The lack of differences in protein concentrations in the tentacles of A. viridis between stations indicated that A. viridis was in fact well acclimated to the high seawater pCO2 at this site (e.g., Langenbuch and Pörtner 2003). In contrast, DMSPt concentrations were significantly higher under control pCO2 conditions than at elevated pCO2 at stations V1 and V2. This is consistent with the results from earlier studies showing increased cellular DMSP and DMS concentrations in response to CO2 limitation in different phytoplankton species (Sunda et al. 2002) and, at increased CO2, a decrease in DMS concentration during a mesocosm experiment (Hopkins et al. 2010) and DMS production in E. huxleyi laboratory cultures (Arnold et al. 2013). Increased DMSP concentrations within different algal species were also observed in response to UV radiation, temperature, and nutrient (N, Fe) limitation, factors that can cause oxidative stress (Sunda et al. 2002; Harada et al. 2009; McLenon and DiTullio 2012). DMSP concentrations in anthozoans can vary significantly with Symbiodinium clade (Steinke et al. 2011), which in turn may change within the host depending on their environmental optima (LaJeunesse et al. 2010). However, anemones in the Mediterranean commonly feature zooxanthellae belonging to clade A only (Savage et al. 2002; Visram et al. 2006). Our results corroborate this and additionally showed that zooxanthellae in anemonies of all three stations belonged to the same ITS2 “type”A19, as was previously demonstrated for A. viridis in Levante Bay by Suggett et al. (2012). This supports the notion that the differences in DMSPt concentrations between stations were indeed influenced by ambient CO2 conditions and not the result of the genetic makeup of the zooxanthellae.

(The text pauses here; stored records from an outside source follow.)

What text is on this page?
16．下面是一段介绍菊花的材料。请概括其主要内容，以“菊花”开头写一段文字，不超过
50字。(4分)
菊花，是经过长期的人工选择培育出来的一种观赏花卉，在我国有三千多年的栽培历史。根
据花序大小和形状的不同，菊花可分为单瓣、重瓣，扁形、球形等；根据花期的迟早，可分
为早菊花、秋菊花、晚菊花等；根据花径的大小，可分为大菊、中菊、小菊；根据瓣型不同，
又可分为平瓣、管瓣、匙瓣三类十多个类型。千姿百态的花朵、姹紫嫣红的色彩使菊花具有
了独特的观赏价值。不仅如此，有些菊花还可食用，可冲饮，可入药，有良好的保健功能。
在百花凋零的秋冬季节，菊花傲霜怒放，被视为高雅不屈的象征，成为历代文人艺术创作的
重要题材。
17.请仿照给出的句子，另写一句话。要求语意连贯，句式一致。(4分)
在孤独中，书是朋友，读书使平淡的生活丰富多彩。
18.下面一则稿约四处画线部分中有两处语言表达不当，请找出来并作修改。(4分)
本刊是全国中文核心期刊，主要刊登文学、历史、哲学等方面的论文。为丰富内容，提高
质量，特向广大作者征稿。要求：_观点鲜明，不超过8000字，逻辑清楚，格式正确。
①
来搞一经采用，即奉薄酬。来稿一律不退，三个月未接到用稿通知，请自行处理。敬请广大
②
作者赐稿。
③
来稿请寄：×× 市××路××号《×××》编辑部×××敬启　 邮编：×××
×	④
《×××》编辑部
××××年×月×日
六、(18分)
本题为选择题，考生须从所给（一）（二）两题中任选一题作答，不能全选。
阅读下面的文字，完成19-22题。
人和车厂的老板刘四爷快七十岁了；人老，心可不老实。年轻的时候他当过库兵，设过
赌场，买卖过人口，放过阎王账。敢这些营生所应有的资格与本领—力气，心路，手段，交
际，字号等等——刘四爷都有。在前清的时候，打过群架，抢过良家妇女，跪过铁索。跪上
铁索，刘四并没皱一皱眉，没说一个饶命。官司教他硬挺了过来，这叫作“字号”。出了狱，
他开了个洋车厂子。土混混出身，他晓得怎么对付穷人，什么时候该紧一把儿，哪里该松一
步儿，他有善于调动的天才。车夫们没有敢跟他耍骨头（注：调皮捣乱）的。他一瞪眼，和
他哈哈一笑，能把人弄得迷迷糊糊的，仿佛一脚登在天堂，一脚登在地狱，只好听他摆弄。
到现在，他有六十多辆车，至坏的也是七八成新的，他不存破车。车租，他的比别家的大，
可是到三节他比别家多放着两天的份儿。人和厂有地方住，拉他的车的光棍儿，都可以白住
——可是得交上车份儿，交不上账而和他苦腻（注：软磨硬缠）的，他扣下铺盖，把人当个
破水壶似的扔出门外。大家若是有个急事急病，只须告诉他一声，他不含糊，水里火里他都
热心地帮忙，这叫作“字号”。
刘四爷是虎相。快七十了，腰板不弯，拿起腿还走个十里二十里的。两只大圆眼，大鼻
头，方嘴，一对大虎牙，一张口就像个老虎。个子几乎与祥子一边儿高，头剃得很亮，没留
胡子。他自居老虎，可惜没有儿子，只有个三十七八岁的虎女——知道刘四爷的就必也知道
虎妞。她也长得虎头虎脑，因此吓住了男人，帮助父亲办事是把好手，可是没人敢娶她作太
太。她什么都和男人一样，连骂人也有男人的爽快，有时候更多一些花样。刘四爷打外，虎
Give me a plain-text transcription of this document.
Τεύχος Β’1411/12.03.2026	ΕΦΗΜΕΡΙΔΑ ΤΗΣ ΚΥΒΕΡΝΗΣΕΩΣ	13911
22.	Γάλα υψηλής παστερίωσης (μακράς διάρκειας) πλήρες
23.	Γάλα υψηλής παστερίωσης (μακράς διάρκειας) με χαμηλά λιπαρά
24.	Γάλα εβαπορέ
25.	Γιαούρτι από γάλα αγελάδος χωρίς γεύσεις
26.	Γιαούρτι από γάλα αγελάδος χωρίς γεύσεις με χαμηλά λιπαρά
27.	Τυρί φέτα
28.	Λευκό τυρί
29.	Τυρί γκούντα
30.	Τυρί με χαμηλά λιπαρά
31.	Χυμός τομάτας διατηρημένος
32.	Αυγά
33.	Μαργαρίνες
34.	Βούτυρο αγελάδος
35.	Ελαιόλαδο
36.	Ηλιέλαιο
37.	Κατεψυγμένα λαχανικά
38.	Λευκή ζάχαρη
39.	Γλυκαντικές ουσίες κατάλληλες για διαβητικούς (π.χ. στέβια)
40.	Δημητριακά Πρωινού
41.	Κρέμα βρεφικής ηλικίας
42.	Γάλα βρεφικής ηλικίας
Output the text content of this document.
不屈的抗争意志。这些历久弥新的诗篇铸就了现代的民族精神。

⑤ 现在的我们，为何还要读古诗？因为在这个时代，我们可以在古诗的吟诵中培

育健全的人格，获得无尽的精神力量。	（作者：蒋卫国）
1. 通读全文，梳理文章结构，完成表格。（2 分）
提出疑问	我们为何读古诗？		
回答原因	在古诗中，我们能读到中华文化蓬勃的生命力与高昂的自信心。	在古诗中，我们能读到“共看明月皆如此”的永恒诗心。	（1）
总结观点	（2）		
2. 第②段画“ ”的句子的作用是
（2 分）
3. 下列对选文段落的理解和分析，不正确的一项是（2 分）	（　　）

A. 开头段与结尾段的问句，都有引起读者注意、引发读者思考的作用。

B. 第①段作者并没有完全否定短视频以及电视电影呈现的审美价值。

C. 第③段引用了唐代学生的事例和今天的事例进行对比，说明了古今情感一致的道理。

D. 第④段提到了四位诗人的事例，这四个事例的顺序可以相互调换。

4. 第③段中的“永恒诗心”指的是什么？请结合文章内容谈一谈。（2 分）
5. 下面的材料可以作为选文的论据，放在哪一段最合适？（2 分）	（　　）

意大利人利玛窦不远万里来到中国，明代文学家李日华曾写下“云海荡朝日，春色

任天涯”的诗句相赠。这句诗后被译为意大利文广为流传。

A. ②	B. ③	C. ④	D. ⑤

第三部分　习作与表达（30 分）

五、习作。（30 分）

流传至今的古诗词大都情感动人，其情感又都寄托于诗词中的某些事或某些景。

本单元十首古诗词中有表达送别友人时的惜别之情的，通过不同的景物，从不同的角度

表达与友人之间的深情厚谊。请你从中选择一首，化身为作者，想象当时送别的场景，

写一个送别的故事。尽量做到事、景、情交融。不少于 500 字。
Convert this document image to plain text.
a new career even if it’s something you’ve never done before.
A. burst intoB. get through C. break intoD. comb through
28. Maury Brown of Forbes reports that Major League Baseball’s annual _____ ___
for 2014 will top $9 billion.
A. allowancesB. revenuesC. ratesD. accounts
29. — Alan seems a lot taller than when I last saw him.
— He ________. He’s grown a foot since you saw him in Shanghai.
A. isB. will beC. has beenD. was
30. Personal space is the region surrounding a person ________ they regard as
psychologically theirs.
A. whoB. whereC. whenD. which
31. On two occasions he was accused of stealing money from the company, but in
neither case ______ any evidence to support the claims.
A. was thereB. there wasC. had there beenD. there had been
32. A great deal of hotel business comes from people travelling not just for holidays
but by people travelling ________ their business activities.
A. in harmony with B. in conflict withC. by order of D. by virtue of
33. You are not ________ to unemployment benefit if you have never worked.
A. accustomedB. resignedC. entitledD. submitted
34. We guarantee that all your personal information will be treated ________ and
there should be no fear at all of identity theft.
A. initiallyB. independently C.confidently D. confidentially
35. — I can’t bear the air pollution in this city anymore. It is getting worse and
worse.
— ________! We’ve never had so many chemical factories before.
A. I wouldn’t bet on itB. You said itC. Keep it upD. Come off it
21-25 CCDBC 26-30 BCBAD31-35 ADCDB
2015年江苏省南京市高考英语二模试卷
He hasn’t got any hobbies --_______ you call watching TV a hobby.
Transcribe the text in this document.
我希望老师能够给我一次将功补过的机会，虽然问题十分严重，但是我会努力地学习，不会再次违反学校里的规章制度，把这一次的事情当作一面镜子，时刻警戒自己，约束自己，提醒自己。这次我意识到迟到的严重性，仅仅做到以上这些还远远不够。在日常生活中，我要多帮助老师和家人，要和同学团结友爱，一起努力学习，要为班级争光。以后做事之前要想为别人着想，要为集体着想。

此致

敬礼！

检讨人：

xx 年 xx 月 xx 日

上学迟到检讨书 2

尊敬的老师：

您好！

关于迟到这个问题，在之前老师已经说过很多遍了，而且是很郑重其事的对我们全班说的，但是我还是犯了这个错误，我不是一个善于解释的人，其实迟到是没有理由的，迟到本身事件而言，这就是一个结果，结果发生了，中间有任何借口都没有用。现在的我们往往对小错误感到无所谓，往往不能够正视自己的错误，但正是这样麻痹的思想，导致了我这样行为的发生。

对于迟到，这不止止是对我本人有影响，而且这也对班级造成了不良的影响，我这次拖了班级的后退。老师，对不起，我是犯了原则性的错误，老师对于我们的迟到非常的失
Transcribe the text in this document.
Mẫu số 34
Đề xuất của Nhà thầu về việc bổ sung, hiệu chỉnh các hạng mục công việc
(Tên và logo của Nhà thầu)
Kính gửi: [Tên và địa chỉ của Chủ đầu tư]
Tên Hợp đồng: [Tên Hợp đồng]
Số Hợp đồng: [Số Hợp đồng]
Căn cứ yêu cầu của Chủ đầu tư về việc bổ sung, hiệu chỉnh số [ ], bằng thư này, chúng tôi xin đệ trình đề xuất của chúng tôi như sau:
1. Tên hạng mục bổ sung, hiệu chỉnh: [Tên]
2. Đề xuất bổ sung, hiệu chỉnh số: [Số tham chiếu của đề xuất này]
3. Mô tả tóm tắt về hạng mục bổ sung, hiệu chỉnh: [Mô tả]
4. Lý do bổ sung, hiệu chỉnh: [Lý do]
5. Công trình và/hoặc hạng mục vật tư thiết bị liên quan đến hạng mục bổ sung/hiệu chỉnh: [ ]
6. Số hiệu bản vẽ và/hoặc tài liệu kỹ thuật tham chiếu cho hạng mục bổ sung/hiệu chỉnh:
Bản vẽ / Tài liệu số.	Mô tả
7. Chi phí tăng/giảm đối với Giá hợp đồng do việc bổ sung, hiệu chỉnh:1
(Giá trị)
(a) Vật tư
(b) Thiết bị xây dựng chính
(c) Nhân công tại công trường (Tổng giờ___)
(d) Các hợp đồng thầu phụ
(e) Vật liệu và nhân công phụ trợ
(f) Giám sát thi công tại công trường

Previous studies reported enhanced photosynthetic rates of A. viridis at station V1 (Suggett et al. 2012) and of A. elegantissima following exposure to increased pCO2 under laboratory conditions (Towanda and Thuesen 2012), suggesting that elevated pCO2 with proximity to the vent site alleviated CO2 limitation, increased photosynthetic efficiency, and thereby decreased the generation of ROS (Asada 1994; Suggett et al. 2008). The notion that anemones exposed to elevated pCO2 experienced less oxidative stress than under control pCO2 is further supported by the low SOD activity in tentacles from station V1. DMSPt concentrations normalized to both cell and protein content appeared to be more sensitive to increased pCO2 than SOD, showing a significant decrease at station V2 relative to the control, whereas the decrease in SOD activity toward higher pCO2 was gradual and significantly different only for station V1 relative to the control. This may be attributed to the specific phenotypic plasticity of DMSP and SOD in response to environmental cues (Ross and Van Alstyne 2007). DMSPt concentrations may be thus enhanced only below a certain pCO2 threshold or above a given accumulation of ROS when the capacity of resident ROS scavenging systems is exceeded (Shen et al. 1997). In addition to enhanced photosynthesis, Suggett et al. (2012) observed increased growth of A. viridis in proximity to station V1, suggesting a link between growth and CO2-mediated stimulation of metabolism. Against the background of our results, it is also conceivable that enhanced growth of A. viridis was facilitated by a decreased energy investment in to the synthesis of antioxidant compounds such as SOD or DMSP.

In summary, while our data support the notion of an antioxidant functional role for DMSP in symbiotic noncalcifying anthozoans, more work is required to establish an explicit link between oxidative stress and DMSP dynamics in symbiotic cnidarians. Sea anemones are dominant organisms in many tropical and temperate coastal environments (e.g., Manuel 1981; Russo et al. 1994; Venn et al. 2008). The apparent sensitivity of DMSPt concentration in A. viridis to pCO2 thus indicated that a doubling in current seawater pCO2 by the end of the century (Caldeira and Wickett 2005) could significantly decrease cellular DMSPt concentration in these animals, which may further result in a decreased supply of DMSP and DMS to future coastal ecosystems.